Washington Post
The real issue in the campus speech debate: The university is under assault
By Nicholas B. Dirks, August 9, 2017
There is no doubt that public concern about the vitality of free speech and political debate on American college campuses has legitimate causes. However, the current round of attacks – from the extreme right and left — is a pretext. It is part of a broader assault on the idea of the university itself: on its social functions, on the fundamental importance of advanced knowledge and enlightened debate, on the critical role of science and expertise in public policy and on the significance of intellectuals and serious thought leaders more generally.
It came as a nasty surprise when headlines this past winter and spring proclaimed that free speech at the University of California at Berkeley was dead. The initial image was indelible: an out-of-control bonfire on the central plaza, protesters using black bloc tactics storming the student union, a campus police force overwhelmed by unprecedented violence – which declared under duress that it could no longer control the event and had to cancel the appearance of the self-proclaimed troll and provocateur, Milo Yiannopoulos. The next morning we woke up to a tweet from the president, threatening us with the loss of federal funds over our apparent inability to protect free speech.
The headline was repeated later in the spring when Berkeley was unable to schedule Ann Coulter on the only day she decided to visit the campus (contrary to many press reports, we never “cancelled” her visit). And it was repeated recently when the Berkeley College Republicans complained that their invitation of Ben Shapiro was being blocked, when in fact the administration was actively working with the student group to identify appropriate accommodations in an effort to ensure that the event could go forward without disruption.
The headlines took hold not just because of Berkeley’s historical – and now iconic — relationship to free speech, but because they played into the narrative that college campuses in recent years have morphed into cocoons of political correctness that, in their effort to provide safe environments in which students can live and learn, have shifted from policing protesters to policing speech. This narrative has been so strong in certain quarters that conservative support for universities appears to be at an all-time low.
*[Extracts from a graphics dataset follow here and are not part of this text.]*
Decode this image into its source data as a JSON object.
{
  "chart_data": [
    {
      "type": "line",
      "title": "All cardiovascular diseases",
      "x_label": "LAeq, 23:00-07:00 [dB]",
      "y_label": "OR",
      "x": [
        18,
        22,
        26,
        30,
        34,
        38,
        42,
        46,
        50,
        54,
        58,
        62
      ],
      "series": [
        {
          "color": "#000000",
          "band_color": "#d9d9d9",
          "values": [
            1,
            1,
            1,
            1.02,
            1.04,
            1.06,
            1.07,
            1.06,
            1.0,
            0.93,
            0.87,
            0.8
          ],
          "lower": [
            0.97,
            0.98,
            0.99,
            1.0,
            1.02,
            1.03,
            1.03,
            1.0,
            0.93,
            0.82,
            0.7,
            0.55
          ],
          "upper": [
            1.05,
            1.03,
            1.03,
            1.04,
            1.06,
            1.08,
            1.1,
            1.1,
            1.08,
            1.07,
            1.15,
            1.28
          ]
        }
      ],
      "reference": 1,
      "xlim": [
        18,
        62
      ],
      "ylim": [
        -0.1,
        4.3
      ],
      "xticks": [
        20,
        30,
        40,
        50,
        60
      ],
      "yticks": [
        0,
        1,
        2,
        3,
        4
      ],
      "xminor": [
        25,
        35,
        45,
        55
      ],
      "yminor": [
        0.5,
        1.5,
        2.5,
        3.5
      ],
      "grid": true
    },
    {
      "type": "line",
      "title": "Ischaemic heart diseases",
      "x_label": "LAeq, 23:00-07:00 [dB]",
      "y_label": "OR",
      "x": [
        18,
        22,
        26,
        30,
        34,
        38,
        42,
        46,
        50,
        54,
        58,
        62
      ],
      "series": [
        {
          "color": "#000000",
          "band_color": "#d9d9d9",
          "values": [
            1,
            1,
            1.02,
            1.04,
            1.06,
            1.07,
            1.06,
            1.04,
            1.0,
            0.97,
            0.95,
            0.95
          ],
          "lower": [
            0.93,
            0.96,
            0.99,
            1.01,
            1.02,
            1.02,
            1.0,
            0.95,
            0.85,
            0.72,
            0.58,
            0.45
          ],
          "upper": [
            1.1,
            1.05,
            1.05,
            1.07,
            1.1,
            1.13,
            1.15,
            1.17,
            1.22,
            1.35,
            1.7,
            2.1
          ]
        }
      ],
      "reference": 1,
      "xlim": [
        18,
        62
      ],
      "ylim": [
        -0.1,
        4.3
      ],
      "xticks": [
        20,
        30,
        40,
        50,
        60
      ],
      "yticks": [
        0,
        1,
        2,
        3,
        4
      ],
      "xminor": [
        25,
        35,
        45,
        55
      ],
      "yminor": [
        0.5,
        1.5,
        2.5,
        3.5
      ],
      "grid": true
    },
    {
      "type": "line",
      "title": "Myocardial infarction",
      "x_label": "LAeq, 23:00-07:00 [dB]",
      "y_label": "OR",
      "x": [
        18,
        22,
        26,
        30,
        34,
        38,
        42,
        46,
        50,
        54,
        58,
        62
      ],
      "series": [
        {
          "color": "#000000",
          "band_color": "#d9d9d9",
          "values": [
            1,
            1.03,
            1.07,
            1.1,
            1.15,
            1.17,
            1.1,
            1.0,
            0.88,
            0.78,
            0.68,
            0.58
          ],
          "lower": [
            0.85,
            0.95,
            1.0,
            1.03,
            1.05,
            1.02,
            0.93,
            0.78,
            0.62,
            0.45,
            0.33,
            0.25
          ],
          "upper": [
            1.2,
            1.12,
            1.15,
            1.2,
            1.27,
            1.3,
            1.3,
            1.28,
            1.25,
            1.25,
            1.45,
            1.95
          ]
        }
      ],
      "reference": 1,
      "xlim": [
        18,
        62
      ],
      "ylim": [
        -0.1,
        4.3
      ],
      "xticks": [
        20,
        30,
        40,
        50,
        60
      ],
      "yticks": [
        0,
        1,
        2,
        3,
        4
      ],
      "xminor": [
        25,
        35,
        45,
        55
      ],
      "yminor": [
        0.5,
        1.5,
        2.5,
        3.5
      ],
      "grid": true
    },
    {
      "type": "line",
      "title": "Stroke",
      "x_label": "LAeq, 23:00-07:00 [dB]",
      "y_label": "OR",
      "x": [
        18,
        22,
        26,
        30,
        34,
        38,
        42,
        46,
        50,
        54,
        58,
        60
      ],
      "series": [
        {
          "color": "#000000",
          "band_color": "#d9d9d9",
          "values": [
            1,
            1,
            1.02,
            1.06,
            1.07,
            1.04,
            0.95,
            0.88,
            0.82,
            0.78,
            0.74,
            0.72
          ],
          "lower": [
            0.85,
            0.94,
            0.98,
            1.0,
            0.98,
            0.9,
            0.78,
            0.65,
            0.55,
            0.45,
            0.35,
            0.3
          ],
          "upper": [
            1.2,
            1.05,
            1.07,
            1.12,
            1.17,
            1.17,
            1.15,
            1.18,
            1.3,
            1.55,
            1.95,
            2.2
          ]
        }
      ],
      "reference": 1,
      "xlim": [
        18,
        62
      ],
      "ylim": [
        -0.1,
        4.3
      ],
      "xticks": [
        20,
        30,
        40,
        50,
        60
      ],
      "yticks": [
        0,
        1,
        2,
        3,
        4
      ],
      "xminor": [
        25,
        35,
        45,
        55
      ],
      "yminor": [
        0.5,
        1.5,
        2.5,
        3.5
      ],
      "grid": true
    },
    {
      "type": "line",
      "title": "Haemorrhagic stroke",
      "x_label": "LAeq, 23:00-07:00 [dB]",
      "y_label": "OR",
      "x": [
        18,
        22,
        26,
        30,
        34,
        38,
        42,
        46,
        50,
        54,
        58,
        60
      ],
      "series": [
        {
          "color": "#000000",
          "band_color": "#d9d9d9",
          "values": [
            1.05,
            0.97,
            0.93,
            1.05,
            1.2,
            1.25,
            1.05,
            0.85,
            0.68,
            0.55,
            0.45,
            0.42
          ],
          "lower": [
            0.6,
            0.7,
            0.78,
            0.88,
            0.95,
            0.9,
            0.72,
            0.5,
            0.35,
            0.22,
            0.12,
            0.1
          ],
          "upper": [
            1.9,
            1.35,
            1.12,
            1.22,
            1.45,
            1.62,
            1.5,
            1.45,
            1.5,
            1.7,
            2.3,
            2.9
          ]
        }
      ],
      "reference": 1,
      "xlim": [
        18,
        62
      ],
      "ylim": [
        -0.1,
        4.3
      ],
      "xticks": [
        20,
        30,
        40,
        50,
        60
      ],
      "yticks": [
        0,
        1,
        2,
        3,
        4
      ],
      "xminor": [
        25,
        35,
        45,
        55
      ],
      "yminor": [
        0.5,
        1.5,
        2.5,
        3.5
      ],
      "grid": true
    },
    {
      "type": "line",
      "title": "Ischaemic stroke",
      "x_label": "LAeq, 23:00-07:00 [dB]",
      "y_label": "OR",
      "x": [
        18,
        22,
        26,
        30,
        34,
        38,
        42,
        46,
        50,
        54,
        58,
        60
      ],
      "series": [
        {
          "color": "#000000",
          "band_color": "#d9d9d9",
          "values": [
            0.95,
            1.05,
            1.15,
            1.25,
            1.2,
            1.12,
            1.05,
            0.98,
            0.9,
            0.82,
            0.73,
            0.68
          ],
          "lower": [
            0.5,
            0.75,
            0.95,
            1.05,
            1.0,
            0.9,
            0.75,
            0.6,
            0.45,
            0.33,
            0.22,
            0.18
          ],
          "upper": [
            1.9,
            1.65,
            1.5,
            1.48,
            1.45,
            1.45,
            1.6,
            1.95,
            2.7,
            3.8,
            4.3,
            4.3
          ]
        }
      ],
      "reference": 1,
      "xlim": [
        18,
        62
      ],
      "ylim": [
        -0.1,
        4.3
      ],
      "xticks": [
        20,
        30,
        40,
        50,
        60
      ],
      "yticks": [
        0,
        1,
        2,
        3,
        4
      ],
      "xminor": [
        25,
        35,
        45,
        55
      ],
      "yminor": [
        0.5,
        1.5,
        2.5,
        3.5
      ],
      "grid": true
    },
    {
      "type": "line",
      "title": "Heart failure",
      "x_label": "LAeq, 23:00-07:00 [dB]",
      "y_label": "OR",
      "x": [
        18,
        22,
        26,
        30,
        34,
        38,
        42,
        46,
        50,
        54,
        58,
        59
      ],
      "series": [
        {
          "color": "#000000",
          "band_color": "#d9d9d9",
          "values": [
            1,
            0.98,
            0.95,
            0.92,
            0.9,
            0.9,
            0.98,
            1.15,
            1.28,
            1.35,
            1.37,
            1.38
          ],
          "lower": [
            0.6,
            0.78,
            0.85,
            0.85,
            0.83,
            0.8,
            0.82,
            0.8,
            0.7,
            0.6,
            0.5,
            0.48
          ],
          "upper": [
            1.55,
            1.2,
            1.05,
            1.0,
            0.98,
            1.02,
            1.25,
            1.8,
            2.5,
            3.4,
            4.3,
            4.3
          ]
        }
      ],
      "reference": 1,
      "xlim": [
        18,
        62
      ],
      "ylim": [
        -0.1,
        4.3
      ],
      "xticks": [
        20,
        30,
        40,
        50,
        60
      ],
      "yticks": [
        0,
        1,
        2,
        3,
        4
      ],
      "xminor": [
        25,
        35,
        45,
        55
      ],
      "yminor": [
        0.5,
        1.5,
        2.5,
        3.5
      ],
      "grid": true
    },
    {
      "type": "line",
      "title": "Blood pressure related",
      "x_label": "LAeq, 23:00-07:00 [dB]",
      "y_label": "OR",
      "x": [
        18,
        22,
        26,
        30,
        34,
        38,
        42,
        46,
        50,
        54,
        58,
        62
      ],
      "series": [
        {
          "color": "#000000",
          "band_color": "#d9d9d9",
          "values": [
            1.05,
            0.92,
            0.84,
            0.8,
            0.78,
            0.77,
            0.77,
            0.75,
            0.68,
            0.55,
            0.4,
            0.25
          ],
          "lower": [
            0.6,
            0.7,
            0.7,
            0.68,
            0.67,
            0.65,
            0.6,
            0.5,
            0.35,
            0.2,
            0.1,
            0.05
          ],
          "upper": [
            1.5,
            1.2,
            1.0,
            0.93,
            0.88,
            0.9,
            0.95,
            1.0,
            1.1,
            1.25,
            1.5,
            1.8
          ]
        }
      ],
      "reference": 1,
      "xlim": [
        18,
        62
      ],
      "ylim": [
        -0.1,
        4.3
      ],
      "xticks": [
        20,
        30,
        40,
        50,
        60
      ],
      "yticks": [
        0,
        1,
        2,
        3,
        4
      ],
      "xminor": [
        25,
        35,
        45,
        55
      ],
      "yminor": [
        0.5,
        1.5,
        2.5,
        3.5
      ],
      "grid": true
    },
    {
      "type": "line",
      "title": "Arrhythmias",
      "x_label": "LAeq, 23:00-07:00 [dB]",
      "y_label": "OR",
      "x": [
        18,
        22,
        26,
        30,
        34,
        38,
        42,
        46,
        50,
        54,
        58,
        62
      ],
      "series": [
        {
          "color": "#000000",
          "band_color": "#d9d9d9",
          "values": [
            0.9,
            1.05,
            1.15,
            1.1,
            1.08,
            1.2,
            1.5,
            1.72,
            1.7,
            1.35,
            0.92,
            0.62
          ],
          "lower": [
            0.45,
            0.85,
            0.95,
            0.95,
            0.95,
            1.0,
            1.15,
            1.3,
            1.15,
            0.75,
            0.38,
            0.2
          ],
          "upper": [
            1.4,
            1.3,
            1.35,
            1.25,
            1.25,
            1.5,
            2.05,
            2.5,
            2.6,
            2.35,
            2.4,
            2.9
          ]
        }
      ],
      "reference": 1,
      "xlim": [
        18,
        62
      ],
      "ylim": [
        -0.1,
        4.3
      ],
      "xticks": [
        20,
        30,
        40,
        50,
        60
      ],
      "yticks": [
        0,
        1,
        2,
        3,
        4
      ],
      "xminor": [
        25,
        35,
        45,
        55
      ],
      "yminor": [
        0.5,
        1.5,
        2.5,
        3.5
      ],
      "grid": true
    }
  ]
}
It is true that there were many students, and a significant group of faculty, who held that Yiannapoulos in particular pushed the envelope beyond what the university should tolerate. Yiannapoulos had been known invidiously to identify individual students, as in the case of a trans student he publicly mocked at an event at the University of Wisconsin-Milwaukee a few months earlier. And protests around Yiannapoulos’s appearances in Seattle and Davis had turned violent. A group of more than 100 faculty petitioned the administration to cancel the event, citing both public safety concerns as well as the rumors that Yiannapoulos was planning to name and attack individual students.
At Berkeley, as at other college campuses across the country, ensuring that students from minority backgrounds feel welcomed and supported, while also insisting on the unfettered exploration of diverse ideas, raises complicated issues even without the eruption of violent protest. Indeed, free speech controversies are embedded in what might seem to be fundamental contradictions, most notably between widely held campus commitments to diversity, inclusion, and social mobility on the one hand, and the constitutional right to free speech on the other.